Les différentes contributions permettent de dégager les logiques d’approches historiennes du voyage. En premier lieu, une logique d’histoire sociale : quels sont les groupes sociaux qui voyagent ? Daniel Roche, dans son livre désormais classique, Humeurs vagabondes (Fayard, 2003), avait proposé les premières bases d’une typologie : commerçants, fonctionnaires, migrants, diplomates, savants, militaires… Les travaux réunis ici soulignent le lien fort entre guerre et voyage en 1790/1815, dans une Europe bouleversée par les guerres de la Révolution et de l'Empire. En revanche, on constate l’effacement de pratiques de voyages antérieures, le grand tour, les voyages d’artistes, alors que les conditions politiques favorisent la résurgence d’une pratique archaïque : l'itinérance des cours royales. La permanence s’impose également d’un modèle du voyage savant élaboré depuis la Renaissance et renouvelé à la fin du XVIIIe siècle. On voit aussi se construire une autre expérience, celle du retour : retour des Émigrés en France, nostalgie des lettres des soldats de l’Empire, retour vers les voyages de l'enfance (George Sand), etc. Expériences qui renvoient à celle du pèlerinage qu’il soit religieux ou culturel.

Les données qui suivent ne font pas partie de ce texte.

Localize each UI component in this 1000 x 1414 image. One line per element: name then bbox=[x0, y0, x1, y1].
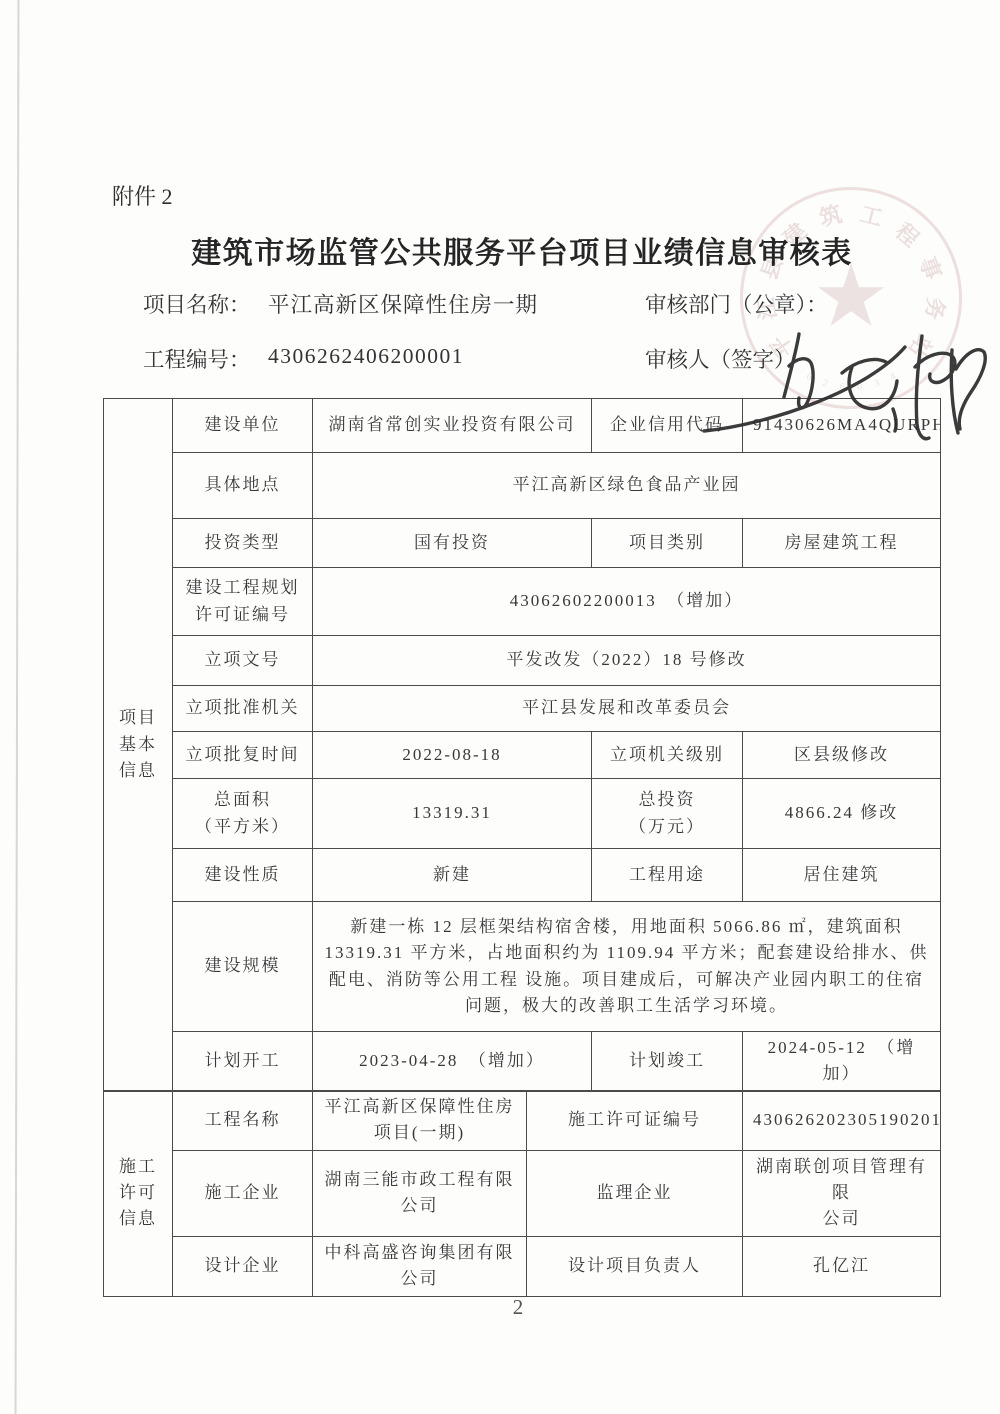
cell-label: 项目类别 bbox=[592, 519, 743, 568]
page-title: 建筑市场监管公共服务平台项目业绩信息审核表 bbox=[0, 228, 1000, 272]
review-dept-label: 审核部门（公章）： bbox=[645, 288, 828, 319]
cell-label: 监理企业 bbox=[527, 1150, 743, 1236]
cell-value: 区县级修改 bbox=[743, 732, 941, 779]
cell-value: 居住建筑 bbox=[743, 849, 941, 902]
seal-serial-digit: 6 bbox=[801, 369, 817, 385]
cell-label: 建设工程规划 许可证编号 bbox=[173, 568, 313, 636]
cell-value: 平发改发（2022）18 号修改 bbox=[313, 636, 941, 686]
cell-label: 企业信用代码 bbox=[592, 399, 743, 453]
cell-label: 建设单位 bbox=[173, 399, 313, 453]
cell-value: 13319.31 bbox=[313, 779, 592, 849]
cell-label: 工程用途 bbox=[592, 849, 743, 902]
cell-value: 湖南联创项目管理有限 公司 bbox=[743, 1150, 941, 1236]
seal-serial-digit: 4 bbox=[885, 369, 901, 385]
attachment-label: 附件 2 bbox=[112, 180, 173, 211]
cell-label: 工程名称 bbox=[173, 1091, 313, 1151]
cell-value: 平江高新区保障性住房 项目(一期) bbox=[313, 1091, 527, 1151]
form-table-area: 项目 基本 信息 建设单位 湖南省常创实业投资有限公司 企业信用代码 91430… bbox=[103, 398, 940, 1297]
cell-value: 91430626MA4QURPH3C bbox=[743, 399, 941, 453]
cell-value: 湖南省常创实业投资有限公司 bbox=[313, 399, 592, 453]
project-code-label: 工程编号： bbox=[143, 343, 251, 374]
cell-value: 2022-08-18 bbox=[313, 732, 592, 779]
project-name-value: 平江高新区保障性住房一期 bbox=[268, 288, 538, 319]
seal-serial-digit: 6 bbox=[836, 381, 849, 394]
cell-label: 建设规模 bbox=[173, 902, 313, 1032]
seal-serial-digit: 3 bbox=[870, 377, 885, 392]
cell-value: 房屋建筑工程 bbox=[743, 519, 941, 568]
reviewer-label: 审核人（签字） bbox=[645, 343, 796, 374]
table-row: 施工企业 湖南三能市政工程有限 公司 监理企业 湖南联创项目管理有限 公司 bbox=[104, 1150, 941, 1236]
cell-value: 新建一栋 12 层框架结构宿舍楼，用地面积 5066.86 ㎡，建筑面积 133… bbox=[313, 902, 941, 1032]
table-row: 计划开工 2023-04-28 （增加） 计划竣工 2024-05-12 （增加… bbox=[104, 1032, 941, 1092]
cell-label: 具体地点 bbox=[173, 453, 313, 519]
cell-value: 4866.24 修改 bbox=[743, 779, 941, 849]
table-row: 设计企业 中科高盛咨询集团有限 公司 设计项目负责人 孔亿江 bbox=[104, 1236, 941, 1296]
seal-serial-digit: 0 bbox=[853, 381, 866, 394]
cell-label: 设计企业 bbox=[173, 1236, 313, 1296]
table-row: 建设工程规划 许可证编号 43062602200013 （增加） bbox=[104, 568, 941, 636]
cell-label: 立项机关级别 bbox=[592, 732, 743, 779]
table-row: 具体地点 平江高新区绿色食品产业园 bbox=[104, 453, 941, 519]
project-code-value: 4306262406200001 bbox=[268, 344, 464, 369]
cell-value: 430626202305190201 bbox=[743, 1091, 941, 1151]
cell-value: 平江县发展和改革委员会 bbox=[313, 686, 941, 732]
cell-label: 施工企业 bbox=[173, 1150, 313, 1236]
section-label-basic: 项目 基本 信息 bbox=[104, 399, 173, 1092]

L’impression qui s'impose est celle du caractère massif des déplacements durant la période (1 million de soldats de l’Empire, environ 150000 émigrés) ce qui entraîne un renouvellement du discours sur l’expérience du voyage. Discours produit par des acteurs qu’il s’agit d’étudier dans leurs pratiques, leur identité culturelle, le regard qu’ils portent sur leur expérience. Un des aspects intéressants et neufs du colloque est l’idée que, durant cette période, la rencontre devient l’essentiel du voyage avec ce qu’elle suppose et/ou entraîne : la déception inévitable, et la «nationalisation accrue des stéréotypes locaux, dans le contexte de l’assomption du patriotisme moderne au tournant des XVIIIe et XIXe siècles» (p.534).

Les contributions très diverses ouvrent des horizons : on découvre la présence de Syriens et d’Egyptiens, en communautés organisées, dans la France du début du XIXe siècle ; on suit les soldats de Wellington dans la France de la fin de l’Empire ; on voit se construire des lieux qui marqueront l’imaginaire du XIXe siècle et éventuellement au-delà : Capri, le Rhin... On mesure le rôle de l’œil de l’écrivain, qu’il s’agisse de Stendhal parlant de l’Italie, de Rome en particulier, ou de George Sand reconstruisant un voyage d’enfance en Espagne, d’Edgar Quinet... Une identité européenne se construit par le voyage et les acteurs prennent conscience des différences qui les opposent, des caractères qu’ils entendent maintenir malgré l’errance, choisie ou contrainte. Ainsi s’élaborent aussi les nationalismes dans une Europe en reconstruction.

En conclusion : certes il s’agit d’un ouvrage savant, essentiellement destiné à un public universitaire ; cependant tout lecteur qui aime voyager peut s’intéresser à ces origines lointaines de nos pratiques contemporaines. Il montre aussi la vitalité actuelle de l’histoire culturelle.